Interfering with interferons: targeting the JAK-STAT pathway in complications of systemic juvenile idiopathic arthritis (SJIA)

Systemic JIA (SJIA) is distinguished from other forms of JIA by the prevalence of the severe, life-threatening complications macrophage activation syndrome (SJIA-MAS) and lung disease (SJIA-LD). Alternative therapeutics are urgently needed, as disease pathogenesis diverges from what is observed in SJIA, and currently available biologics are insufficient. SJIA-MAS, defined by a cytokine storm and dysregulated proliferation of T-lymphocytes, and SJIA-LD which presents with lymphocytic interstitial inflammation and pulmonary alveolar proteinosis, are both thought to be driven by IFNs, in particular the type II IFN-gamma.
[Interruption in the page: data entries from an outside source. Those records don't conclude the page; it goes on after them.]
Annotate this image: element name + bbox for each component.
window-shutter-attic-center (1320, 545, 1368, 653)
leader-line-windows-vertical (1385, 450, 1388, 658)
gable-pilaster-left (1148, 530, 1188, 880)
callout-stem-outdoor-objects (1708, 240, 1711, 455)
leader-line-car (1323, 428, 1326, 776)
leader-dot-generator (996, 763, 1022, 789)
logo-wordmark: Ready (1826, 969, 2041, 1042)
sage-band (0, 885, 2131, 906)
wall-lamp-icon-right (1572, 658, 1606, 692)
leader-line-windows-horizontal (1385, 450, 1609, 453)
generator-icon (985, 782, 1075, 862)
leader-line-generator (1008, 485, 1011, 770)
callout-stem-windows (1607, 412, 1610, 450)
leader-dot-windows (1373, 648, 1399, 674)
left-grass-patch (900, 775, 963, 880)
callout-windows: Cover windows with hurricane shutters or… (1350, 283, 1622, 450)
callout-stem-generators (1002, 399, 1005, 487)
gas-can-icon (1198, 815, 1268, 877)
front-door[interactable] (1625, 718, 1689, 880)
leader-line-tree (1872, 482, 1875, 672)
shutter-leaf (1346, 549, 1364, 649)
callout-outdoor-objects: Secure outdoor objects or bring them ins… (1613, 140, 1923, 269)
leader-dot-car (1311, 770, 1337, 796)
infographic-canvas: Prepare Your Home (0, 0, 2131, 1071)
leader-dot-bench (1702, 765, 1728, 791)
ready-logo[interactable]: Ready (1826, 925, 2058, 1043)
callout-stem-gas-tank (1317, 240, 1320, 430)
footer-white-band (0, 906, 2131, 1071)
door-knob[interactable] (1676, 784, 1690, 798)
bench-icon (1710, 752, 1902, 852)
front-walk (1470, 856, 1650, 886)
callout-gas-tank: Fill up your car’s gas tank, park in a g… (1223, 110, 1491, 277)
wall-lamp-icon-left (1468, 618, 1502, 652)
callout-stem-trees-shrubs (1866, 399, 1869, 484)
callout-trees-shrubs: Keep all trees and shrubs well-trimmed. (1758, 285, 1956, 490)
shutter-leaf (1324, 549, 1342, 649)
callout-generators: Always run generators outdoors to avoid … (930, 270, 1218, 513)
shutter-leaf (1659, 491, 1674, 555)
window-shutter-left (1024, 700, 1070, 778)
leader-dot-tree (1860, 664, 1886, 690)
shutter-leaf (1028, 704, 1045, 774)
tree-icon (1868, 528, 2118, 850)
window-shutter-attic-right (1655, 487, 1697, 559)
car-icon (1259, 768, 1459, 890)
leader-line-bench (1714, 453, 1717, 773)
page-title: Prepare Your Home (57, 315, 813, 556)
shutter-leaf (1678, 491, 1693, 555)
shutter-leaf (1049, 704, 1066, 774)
Involvement of IFNs and a possible crosstalk of type I IFNs with existing biologics indicate a distinct role for the JAK-STAT signalling pathway in the pathogenesis of SJIA-MAS and SJIA-LD. Here, we review this role of JAK-STATs and IFNs in SJIA complications and discuss how new insights of ongoing research are shaping future therapeutic advances in the form of JAK inhibitors and antibodies targeting IFNs.

Automated summary

Systemic JIA (SJIA) is characterized by severe complications, including macrophage activation syndrome (SJIA-MAS) and lung disease (SJIA-LD), which are driven by interferons (IFNs) and involve the JAK-STAT signaling pathway. New therapeutic advances, such as JAK inhibitors and antibodies targeting IFNs, are urgently needed to address the divergent disease pathogenesis observed in SJIA.